When they finally meet, Naja attempts to kill her sister with a spear, but plunges to her own death instead. The evil Martok insists that Tollea perform a forbidden cobra dance, whereupon the island's volcano begins to violently erupt. It ceases when Martok is killed by Hava. When Ramu is about to return home, Tollea asks him to remain by her side and help her rule Cobra Island.

==Cast==

Uncredited (in order of appearance)
| George Magrill | guard |
| Eddie Parker | guard |
| Dale Van Sickel | guard |
| Vivian Austin | handmaiden |
| Fritz Leiber | Venreau |
| Belle Mitchell | native woman |
| John Bagni | native |
| Carmen D'Antonio | dancer |
| Charles Soldani | priest |

==Production==

Trailer for Cobra Woman

Universal announced the film in June 1942 starring Maria Montez, Jon Hall and Sabu, even before shooting had begun on their production of Arabian Nights. It was meant to follow that film but was pre-empted by White Savage. Filming took place in May 1943.

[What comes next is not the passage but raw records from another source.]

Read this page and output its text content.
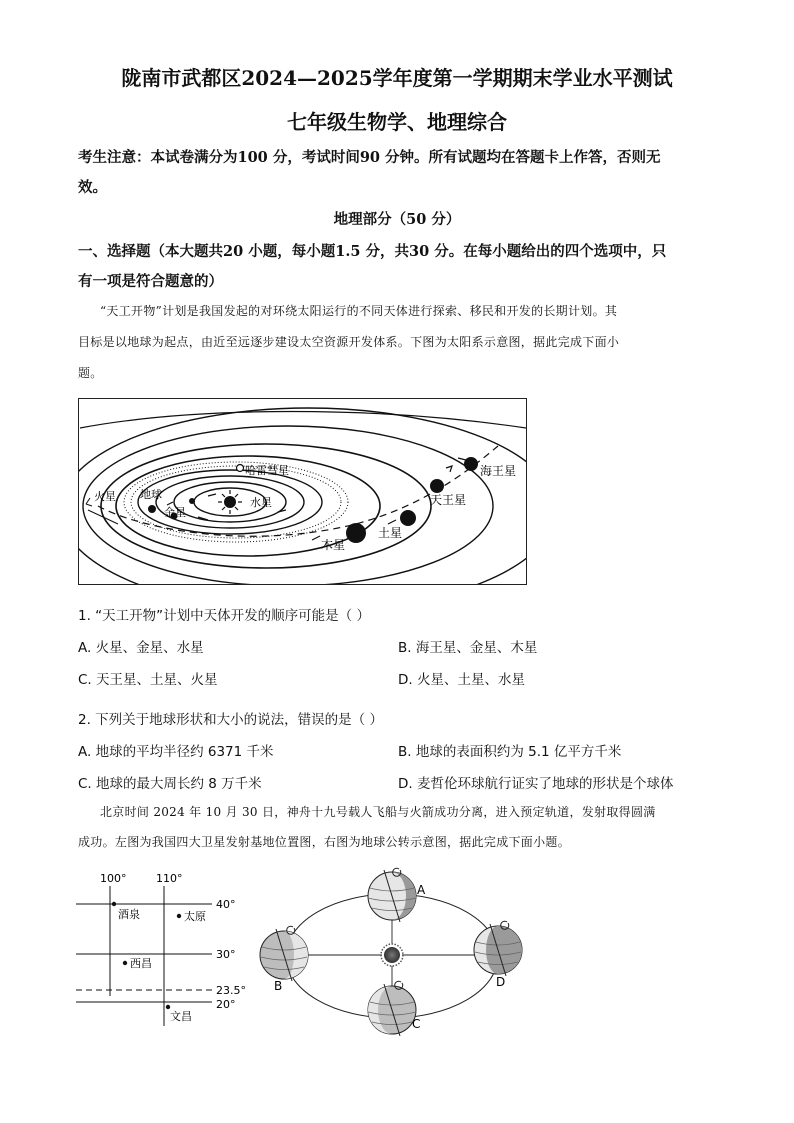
陇南市武都区2024—2025学年度第一学期期末学业水平测试
七年级生物学、地理综合
考生注意：本试卷满分为100 分，考试时间90 分钟。所有试题均在答题卡上作答，否则无
效。
地理部分（50 分）
一、选择题（本大题共20 小题，每小题1.5 分，共30 分。在每小题给出的四个选项中，只
有一项是符合题意的）
“天工开物”计划是我国发起的对环绕太阳运行的不同天体进行探索、移民和开发的长期计划。其
目标是以地球为起点，由近至远逐步建设太空资源开发体系。下图为太阳系示意图，据此完成下面小
题。
海王星
天王星
土星
木星
火星 地球
金星
水星
哈雷彗星
1. “天工开物”计划中天体开发的顺序可能是（ ）
A. 火星、金星、水星	B. 海王星、金星、木星
C. 天王星、土星、火星	D. 火星、土星、水星
2. 下列关于地球形状和大小的说法，错误的是（ ）
A. 地球的平均半径约 6371 千米	B. 地球的表面积约为 5.1 亿平方千米
C. 地球的最大周长约 8 万千米	D. 麦哲伦环球航行证实了地球的形状是个球体
北京时间 2024 年 10 月 30 日，神舟十九号载人飞船与火箭成功分离，进入预定轨道，发射取得圆满
成功。左图为我国四大卫星发射基地位置图，右图为地球公转示意图，据此完成下面小题。
100°	110°
40°
30°
23.5°
20°
酒泉	太原
西昌
文昌
A
B
C
D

Robert Siodmak later called the film "silly but fun...Montez couldn't act from here to there but she was a great personality and completely believed in her roles: if she was playing a princess you had to treat her like one all through lunch but if she was a slave girl you could kick her around anyhow and she wouldn't object: Method Acting before its time you might say."

==Critical reception==
A contemporary review of the film by Bosley Crowther in The New York Times reported that "the submissive audience is witchingly rocked to sleep with as wacky an adventure fable as was ever dished up outside the comic strips." He also wrote that Cobra Island "is ruled by a viperous doll who snake-dances in the sacred temple, surrounded by a bevy of night-gowned toots," that "Miss Montez plays dual roles — those of the good twin and the bad twin — without a trace of distinction between," and that the film "is better than the funny papers, on which it was obviously based." Writing in AllMovie, critic Hans Wollstein described the film as "the quintessential romantic Montez-John Hall melodrama," "Hollywood escapism at its zenith," and "a rather choice slice of cinematic ham." A description of the film at Turner Classic Movies notes that "the absurdity of the plot of Cobra Woman was a source of creative inspiration for such diverse individuals as actor, director and playwright Charles Ludlam of the Ridiculous Theatrical Company and novelist Gore Vidal.

==In popular culture==
Universal's theatrical release poster can be seen in the 2013 film Mama.